Looking for a no fuss, easy to care for houseplant? It is almost as if succulents were designed for this purpose. We offer a selection in different shapes, sizes and colours. Most succulents prefer a position with bright light and perhaps most importantly a free draining soil mix such as a potting soil formulated for cacti and succulents. These mixes usually have grit incorporated into them to ensure good drainage and aeration. Keep your succulents frost free and be careful not to overwater them.
- Portulacaria afra or the “elephant bush”, so named because it is the favoured food of the African elephant in its native habitat. This succulent is well suited to outdoor growing during the summer months, but must be moved indoors during the colder months of the year to keep it frost free. Will eventually grow into a small tree if space permits.

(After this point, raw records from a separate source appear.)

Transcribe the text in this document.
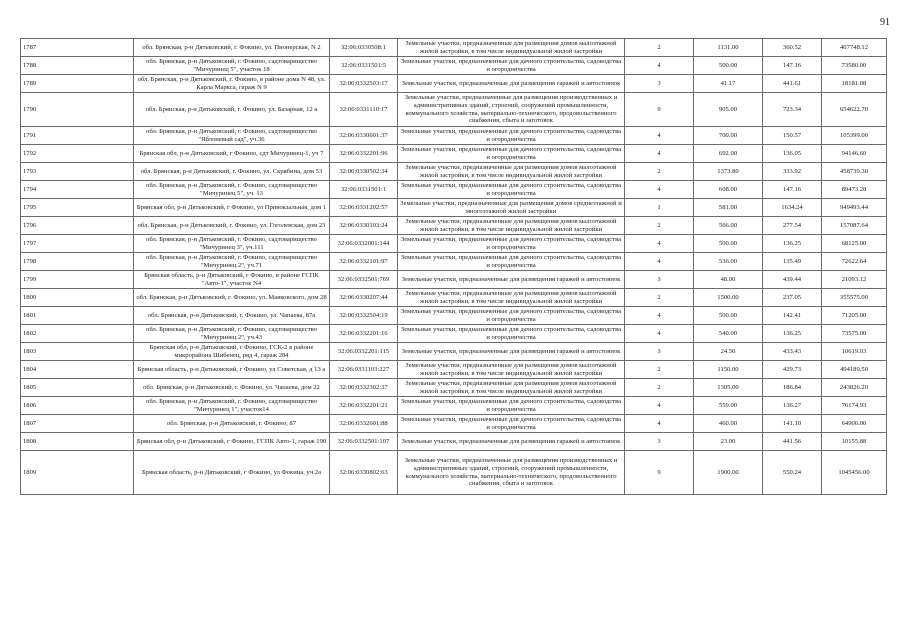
91
1787	обл. Брянская, р-н Дятьковский, г. Фокино, ул. Пионерская, N 2	32:06:0330508:1	Земельные участки, предназначенные для размещения домов малоэтажной жилой застройки, в том числе индивидуальной жилой застройки	2	1131.00	360.52	407748.12
1788	обл. Брянская, р-н Дятьковский, г. Фокино, садтоварищество "Мичуринец 5", участок 18	32:06:0331501:5	Земельные участки, предназначенные для дачного строительства, садоводства и огородничества	4	500.00	147.16	73580.00
1789	обл. Брянская, р-н Дятьковский, г. Фокино, в районе дома N 48, ул. Карла Маркса, гараж N 9	32:06:0332503:17	Земельные участки, предназначенные для размещения гаражей и автостоянок	3	41.17	441.61	18181.08
1790	обл. Брянская, р-н Дятьковский, г. Фокино, ул. Базарная, 12 а	32:06:0331110:17	Земельные участки, предназначенные для размещения производственных и административных зданий, строений, сооружений промышленности, коммунального хозяйства, материально-технического, продовольственного снабжения, сбыта и заготовок	9	905.00	723.34	654622.70
1791	обл. Брянская, р-н Дятьковский, г. Фокино, садтоварищество "Яблоневый сад", уч.36	32:06:0330601:37	Земельные участки, предназначенные для дачного строительства, садоводства и огородничества	4	700.00	150.57	105399.00
1792	Брянская обл, р-н Дятьковский, г Фокино, сдт Мичуринец-1, уч 7	32:06:0332201:96	Земельные участки, предназначенные для дачного строительства, садоводства и огородничества	4	692.00	136.05	94146.60
1793	обл. Брянская, р-н Дятьковский, г. Фокино, ул. Скрябина, дом 53	32:06:0330502:34	Земельные участки, предназначенные для размещения домов малоэтажной жилой застройки, в том числе индивидуальной жилой застройки	2	1373.80	333.92	458739.30
1794	обл. Брянская, р-н Дятьковский, г. Фокино, садтоварищество "Мичуринец 5", уч. 13	32:06:0331501:1	Земельные участки, предназначенные для дачного строительства, садоводства и огородничества	4	608.00	147.16	89473.28
1795	Брянская обл, р-н Дятьковский, г Фокино, ул Привокзальная, дом 1	32:06:0331202:57	Земельные участки, предназначенные для размещения домов среднеэтажной и многоэтажной жилой застройки	1	581.00	1634.24	949493.44
1796	обл. Брянская, р-н Дятьковский, г. Фокино, ул. Гоголевская, дом 23	32:06:0330103:24	Земельные участки, предназначенные для размещения домов малоэтажной жилой застройки, в том числе индивидуальной жилой застройки	2	566.00	277.54	157087.64
1797	обл. Брянская, р-н Дятьковский, г. Фокино, садтоварищество "Мичуринец 3", уч.111	32:06:0332001:144	Земельные участки, предназначенные для дачного строительства, садоводства и огородничества	4	500.00	136.25	68125.00
1798	обл. Брянская, р-н Дятьковский, г. Фокино, садтоварищество "Мичуринец 2", уч.71	32:06:0332101:97	Земельные участки, предназначенные для дачного строительства, садоводства и огородничества	4	536.00	135.49	72622.64
1799	Брянская область, р-н Дятьковский, г Фокино, в районе ГСПК "Авто-1", участок N4	32:06:0332501:769	Земельные участки, предназначенные для размещения гаражей и автостоянок	3	48.00	439.44	21093.12
1800	обл. Брянская, р-н Дятьковский, г. Фокино, ул. Маяковского, дом 28	32:06:0330207:44	Земельные участки, предназначенные для размещения домов малоэтажной жилой застройки, в том числе индивидуальной жилой застройки	2	1500.00	237.05	355575.00
1801	обл. Брянская, р-н Дятьковский, г. Фокино, ул. Чапаева, 87а	32:06:0332504:19	Земельные участки, предназначенные для дачного строительства, садоводства и огородничества	4	500.00	142.41	71205.00
1802	обл. Брянская, р-н Дятьковский, г. Фокино, садтоварищество "Мичуринец 2", уч.43	32:06:0332201:16	Земельные участки, предназначенные для дачного строительства, садоводства и огородничества	4	540.00	136.25	73575.00
1803	Брянская обл, р-н Дятьковский, г Фокино, ГСК-2 в районе микрорайона Шибенец, ряд 4, гараж 284	32:06:0332201:115	Земельные участки, предназначенные для размещения гаражей и автостоянок	3	24.50	433.43	10619.03
1804	Брянская область, р-н Дятьковский, г Фокино, ул Советская, д 13 а	32:06:0331103:227	Земельные участки, предназначенные для размещения домов малоэтажной жилой застройки, в том числе индивидуальной жилой застройки	2	1150.00	429.73	494189.50
1805	обл. Брянская, р-н Дятьковский, г. Фокино, ул. Чапаева, дом 22	32:06:0332302:37	Земельные участки, предназначенные для размещения домов малоэтажной жилой застройки, в том числе индивидуальной жилой застройки	2	1305.00	186.84	243826.20
1806	обл. Брянская, р-н Дятьковский, г. Фокино, садтоварищество "Мичуринец 1", участок14	32:06:0332201:21	Земельные участки, предназначенные для дачного строительства, садоводства и огородничества	4	559.00	136.27	76174.93
1807	обл. Брянская, р-н Дятьковский, г. Фокино, 87	32:06:0332601:88	Земельные участки, предназначенные для дачного строительства, садоводства и огородничества	4	460.00	141.10	64906.00
1808	Брянская обл, р-н Дятьковский, г Фокино, ГСПК Авто-1, гараж 190	32:06:0332501:107	Земельные участки, предназначенные для размещения гаражей и автостоянок	3	23.00	441.56	10155.88
1809	Брянская область, р-н Дятьковский, г Фокино, ул Фокина, уч 2а	32:06:0330802:63	Земельные участки, предназначенные для размещения производственных и административных зданий, строений, сооружений промышленности, коммунального хозяйства, материально-технического, продовольственного снабжения, сбыта и заготовок	9	1900.00	550.24	1045456.00
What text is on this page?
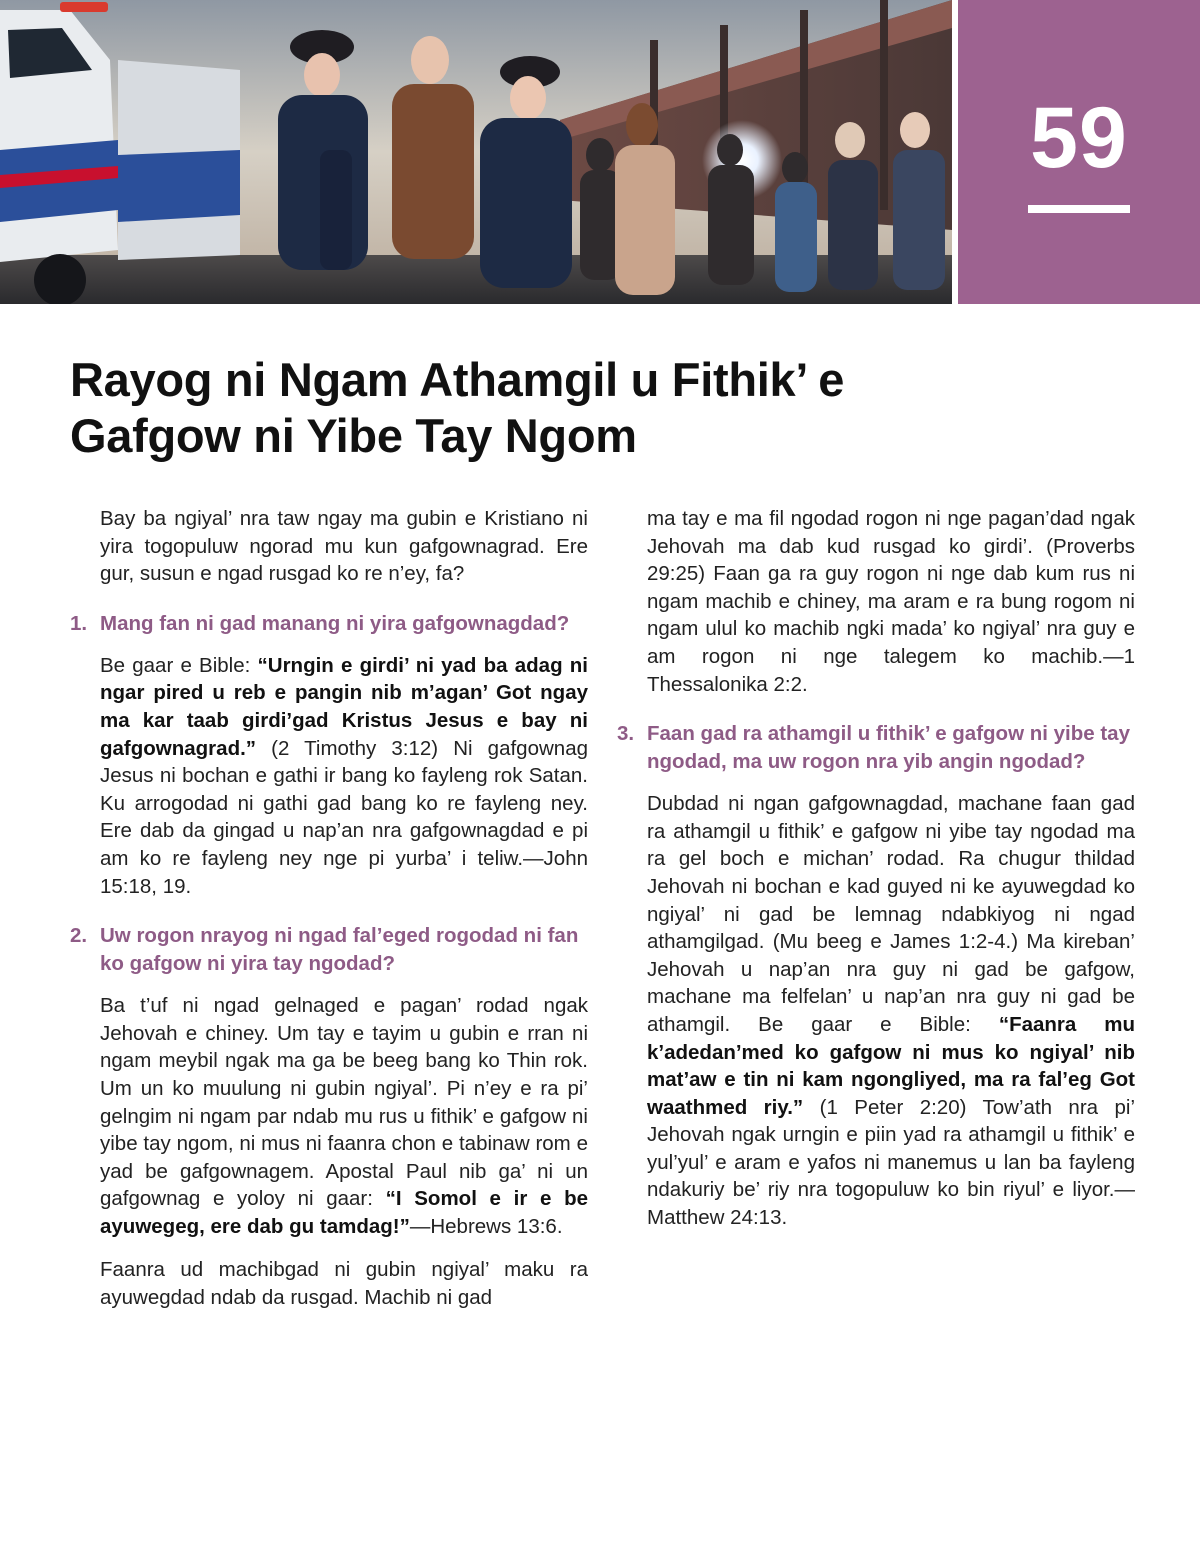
59
Rayog ni Ngam Athamgil u Fithik’ e
Gafgow ni Yibe Tay Ngom

Bay ba ngiyal’ nra taw ngay ma gubin e Kristiano ni yira togopuluw ngorad mu kun gafgownagrad. Ere gur, susun e ngad rusgad ko re n’ey, fa?

1. Mang fan ni gad manang ni yira gafgownagdad?

Be gaar e Bible: “Urngin e girdi’ ni yad ba adag ni ngar pired u reb e pangin nib m’agan’ Got ngay ma kar taab girdi’gad Kristus Jesus e bay ni gafgownagrad.” (2 Timothy 3:12) Ni gafgownag Jesus ni bochan e gathi ir bang ko fayleng rok Satan. Ku arrogodad ni gathi gad bang ko re fayleng ney. Ere dab da gingad u nap’an nra gafgownagdad e pi am ko re fayleng ney nge pi yurba’ i teliw.—John 15:18, 19.

2. Uw rogon nrayog ni ngad fal’eged rogodad ni fan ko gafgow ni yira tay ngodad?

Ba t’uf ni ngad gelnaged e pagan’ rodad ngak Jehovah e chiney. Um tay e tayim u gubin e rran ni ngam meybil ngak ma ga be beeg bang ko Thin rok. Um un ko muulung ni gubin ngiyal’. Pi n’ey e ra pi’ gelngim ni ngam par ndab mu rus u fithik’ e gafgow ni yibe tay ngom, ni mus ni faanra chon e tabinaw rom e yad be gafgownagem. Apostal Paul nib ga’ ni un gafgownag e yoloy ni gaar: “I Somol e ir e be ayuwegeg, ere dab gu tamdag!”—Hebrews 13:6.

Faanra ud machibgad ni gubin ngiyal’ maku ra ayuwegdad ndab da rusgad. Machib ni gad

ma tay e ma fil ngodad rogon ni nge pagan’dad ngak Jehovah ma dab kud rusgad ko girdi’. (Proverbs 29:25) Faan ga ra guy rogon ni nge dab kum rus ni ngam machib e chiney, ma aram e ra bung rogom ni ngam ulul ko machib ngki mada’ ko ngiyal’ nra guy e am rogon ni nge talegem ko machib.—1 Thessalonika 2:2.

3. Faan gad ra athamgil u fithik’ e gafgow ni yibe tay ngodad, ma uw rogon nra yib angin ngodad?

Dubdad ni ngan gafgownagdad, machane faan gad ra athamgil u fithik’ e gafgow ni yibe tay ngodad ma ra gel boch e michan’ rodad. Ra chugur thildad Jehovah ni bochan e kad guyed ni ke ayuwegdad ko ngiyal’ ni gad be lemnag ndabkiyog ni ngad athamgilgad. (Mu beeg e James 1:2-4.) Ma kireban’ Jehovah u nap’an nra guy ni gad be gafgow, machane ma felfelan’ u nap’an nra guy ni gad be athamgil. Be gaar e Bible: “Faanra mu k’adedan’med ko gafgow ni mus ko ngiyal’ nib mat’aw e tin ni kam ngongliyed, ma ra fal’eg Got waathmed riy.” (1 Peter 2:20) Tow’ath nra pi’ Jehovah ngak urngin e piin yad ra athamgil u fithik’ e yul’yul’ e aram e yafos ni manemus u lan ba fayleng ndakuriy be’ riy nra togopuluw ko bin riyul’ e liyor.—Matthew 24:13.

- Crassula ‘Budda’s Temple’ also originates from Southern Africa. an unusual, eye-catching plant with upward facing leaves that resemble a Chinese temple. When flowering produces a “bouquet” of small pink flowers on top of the plant.
- The watch chain plant (Crassula lycopodioides) is a low growing plant that creeps over the surface of the soil and looks especially good when growing among rocks as it would in its native range. When happy it may produce numerous tiny yellow/green flowers all along its stems.
- Euphorbia tirucalli is also known as the pencil cactus although it is not a true cactus. It is a member of the spurge family which includes poinsettia and the hardy euphorbias that you often find in British gardens. The pencil cactus has elongated pencil-like stems which tend to be green if grown indoors but when exposed to heat and strong sunlight they will often turn vibrant shades of pink and orange.
- Kalanchoe tubiflora is called mother-of-millions or chandelier plant. A Madagascar native, this plant has the uncanny ability to reproduce very rapidly when parts of the plant get knocked off and fall to the ground. The wonderful chandelier-like appearance makes this plant quite a talking point!